Arbeitsverträge enthalten nicht selten Regelungen zu variablen Vergütungsbestandteilen. Hat der Arbeitgeber dem Arbeitnehmer eine erfolgsabhängige, vom Erreichen bestimmter Ziele abhängige, variable Vergütung zugesagt, ist zwischen Zielvereinbarungen einerseits und Zielvorgaben andererseits zu unterscheiden. Bei Zielvereinbarungen werden die Ziele von den Arbeitsvertragsparteien gemeinsam festgelegt. Demgegenüber werden Zielvorgaben vom Arbeitgeber alleine getroffen. Ob eine Zielvereinbarung oder eine Zielvorgabe vorliegt, ist durch Auslegung der vertraglichen Abrede zu ermitteln.

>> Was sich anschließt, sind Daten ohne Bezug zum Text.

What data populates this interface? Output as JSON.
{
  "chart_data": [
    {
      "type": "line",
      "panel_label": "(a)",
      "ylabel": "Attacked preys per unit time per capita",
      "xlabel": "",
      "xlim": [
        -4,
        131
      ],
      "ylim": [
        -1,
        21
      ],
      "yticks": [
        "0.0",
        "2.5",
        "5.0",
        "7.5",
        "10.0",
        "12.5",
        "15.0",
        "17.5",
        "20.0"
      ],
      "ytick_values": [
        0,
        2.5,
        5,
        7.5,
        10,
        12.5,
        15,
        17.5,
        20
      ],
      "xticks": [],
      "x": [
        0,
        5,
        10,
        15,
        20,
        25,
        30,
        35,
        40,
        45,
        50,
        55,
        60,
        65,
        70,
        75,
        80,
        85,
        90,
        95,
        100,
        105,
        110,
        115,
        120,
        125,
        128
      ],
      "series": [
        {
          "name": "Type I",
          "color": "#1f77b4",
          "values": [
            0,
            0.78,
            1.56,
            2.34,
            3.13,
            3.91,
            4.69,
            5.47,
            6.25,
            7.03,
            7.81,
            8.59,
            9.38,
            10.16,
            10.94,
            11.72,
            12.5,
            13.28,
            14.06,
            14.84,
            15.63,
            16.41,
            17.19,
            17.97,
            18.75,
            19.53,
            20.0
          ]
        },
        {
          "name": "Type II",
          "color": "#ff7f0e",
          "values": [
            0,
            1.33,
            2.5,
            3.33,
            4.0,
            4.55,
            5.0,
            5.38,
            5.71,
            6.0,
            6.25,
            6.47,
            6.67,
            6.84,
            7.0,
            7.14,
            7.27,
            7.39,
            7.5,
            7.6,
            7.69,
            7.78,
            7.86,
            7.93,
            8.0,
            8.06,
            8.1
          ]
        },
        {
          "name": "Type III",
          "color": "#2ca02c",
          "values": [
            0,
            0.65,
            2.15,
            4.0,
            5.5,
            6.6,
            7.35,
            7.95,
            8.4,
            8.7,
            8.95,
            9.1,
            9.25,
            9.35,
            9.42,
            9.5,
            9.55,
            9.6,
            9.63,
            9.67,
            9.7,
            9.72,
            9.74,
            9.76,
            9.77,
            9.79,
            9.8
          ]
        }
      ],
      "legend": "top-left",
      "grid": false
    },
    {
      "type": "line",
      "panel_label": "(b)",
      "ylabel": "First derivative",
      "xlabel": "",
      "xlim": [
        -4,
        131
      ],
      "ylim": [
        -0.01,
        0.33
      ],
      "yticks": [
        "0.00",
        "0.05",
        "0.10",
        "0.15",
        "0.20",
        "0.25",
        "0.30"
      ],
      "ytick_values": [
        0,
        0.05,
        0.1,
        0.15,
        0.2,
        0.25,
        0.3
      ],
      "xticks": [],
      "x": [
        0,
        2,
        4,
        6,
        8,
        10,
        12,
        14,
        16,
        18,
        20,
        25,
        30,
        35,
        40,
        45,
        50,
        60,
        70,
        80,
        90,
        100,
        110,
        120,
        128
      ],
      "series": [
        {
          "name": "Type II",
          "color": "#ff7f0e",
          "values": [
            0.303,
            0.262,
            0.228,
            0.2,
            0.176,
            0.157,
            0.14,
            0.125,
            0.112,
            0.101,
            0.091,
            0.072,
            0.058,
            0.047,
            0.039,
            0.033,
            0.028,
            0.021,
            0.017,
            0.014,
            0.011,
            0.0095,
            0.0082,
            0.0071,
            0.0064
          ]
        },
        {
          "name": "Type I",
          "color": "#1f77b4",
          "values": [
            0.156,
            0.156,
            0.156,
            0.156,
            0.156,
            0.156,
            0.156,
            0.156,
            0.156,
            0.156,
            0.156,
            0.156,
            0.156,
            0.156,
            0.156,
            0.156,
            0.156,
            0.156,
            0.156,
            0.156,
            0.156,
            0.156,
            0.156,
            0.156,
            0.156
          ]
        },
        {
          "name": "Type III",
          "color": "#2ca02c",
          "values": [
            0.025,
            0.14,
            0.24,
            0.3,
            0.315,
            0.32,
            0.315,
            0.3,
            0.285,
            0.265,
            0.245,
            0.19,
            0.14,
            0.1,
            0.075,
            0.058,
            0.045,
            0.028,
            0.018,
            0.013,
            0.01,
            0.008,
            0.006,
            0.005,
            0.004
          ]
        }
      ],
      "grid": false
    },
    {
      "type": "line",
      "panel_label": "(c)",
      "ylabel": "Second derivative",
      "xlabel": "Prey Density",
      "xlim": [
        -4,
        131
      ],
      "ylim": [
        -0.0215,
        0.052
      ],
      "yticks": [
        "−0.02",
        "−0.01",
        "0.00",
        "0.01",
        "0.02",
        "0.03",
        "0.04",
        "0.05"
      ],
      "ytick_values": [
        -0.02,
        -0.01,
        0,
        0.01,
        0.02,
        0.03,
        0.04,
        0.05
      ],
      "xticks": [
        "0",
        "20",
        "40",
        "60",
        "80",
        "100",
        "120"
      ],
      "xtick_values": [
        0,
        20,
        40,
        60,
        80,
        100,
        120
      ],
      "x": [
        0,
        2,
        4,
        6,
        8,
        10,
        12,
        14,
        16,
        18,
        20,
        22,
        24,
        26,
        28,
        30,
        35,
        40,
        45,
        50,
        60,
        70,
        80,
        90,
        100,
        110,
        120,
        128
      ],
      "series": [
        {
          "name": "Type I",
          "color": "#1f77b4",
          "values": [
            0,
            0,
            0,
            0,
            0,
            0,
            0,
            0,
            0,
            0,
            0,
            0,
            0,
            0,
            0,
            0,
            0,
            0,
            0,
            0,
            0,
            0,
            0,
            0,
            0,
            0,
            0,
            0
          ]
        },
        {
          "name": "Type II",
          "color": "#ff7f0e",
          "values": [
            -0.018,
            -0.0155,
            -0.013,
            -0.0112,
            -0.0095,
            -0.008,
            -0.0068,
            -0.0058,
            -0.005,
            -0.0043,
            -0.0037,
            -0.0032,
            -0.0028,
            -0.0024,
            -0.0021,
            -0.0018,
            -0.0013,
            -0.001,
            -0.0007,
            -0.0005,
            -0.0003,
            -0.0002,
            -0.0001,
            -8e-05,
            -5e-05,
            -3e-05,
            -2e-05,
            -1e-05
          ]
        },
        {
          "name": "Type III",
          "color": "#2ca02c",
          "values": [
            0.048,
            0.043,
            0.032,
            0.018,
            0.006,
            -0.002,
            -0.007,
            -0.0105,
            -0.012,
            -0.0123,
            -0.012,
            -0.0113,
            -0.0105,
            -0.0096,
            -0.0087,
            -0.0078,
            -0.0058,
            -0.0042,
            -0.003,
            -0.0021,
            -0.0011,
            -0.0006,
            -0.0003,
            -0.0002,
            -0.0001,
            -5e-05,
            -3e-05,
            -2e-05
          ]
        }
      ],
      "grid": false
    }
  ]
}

Das Bundesarbeitsgericht hat bereits in zwei Urteilen vom 12. Dezember 2007 (10 AZR 97/07) und 17. Dezember 2020 (8 AZR 149/20) entschieden, dass ein schuldhafter Verstoß des Arbeitgebers gegen seine Verpflichtung, mit dem Arbeitnehmer für eine Zielperiode gemeinsam Ziele zu vereinbaren, jedenfalls nach Ablauf der Zielperiode, einen Schadensersatzanspruch des Arbeitnehmers mit dem Inhalt auslöst, dass der Arbeitnehmer grundsätzlich so zu behandeln sei, als ob er 100 % der Ziele tatsächlich erreicht hätte. Eine Zielvereinbarung könne ihre Anreizfunktion nur dann erfüllen, wenn der Arbeitnehmer bereits bei Ausübung seiner Tätigkeit die von ihm zu verfolgenden Ziele kenne und wisse, auf das Erreichen welcher persönlicher und/oder unternehmensbezogener Ziele der Arbeitgeber Wert lege. Eine dem Sinn und Zweck einer Zielvereinbarung gerecht werdende Aufstellung von Zielen für einen vergangenen Zeitraum sei nicht möglich. Jedenfalls mit Ablauf der Zielperiode, d.h. regelmäßig mit Ablauf eines Kalender- bzw. Geschäftsjahres, könne ein Arbeitnehmer daher Schadensersatz verlangen, wenn keine Zielvereinbarung getroffen wurde.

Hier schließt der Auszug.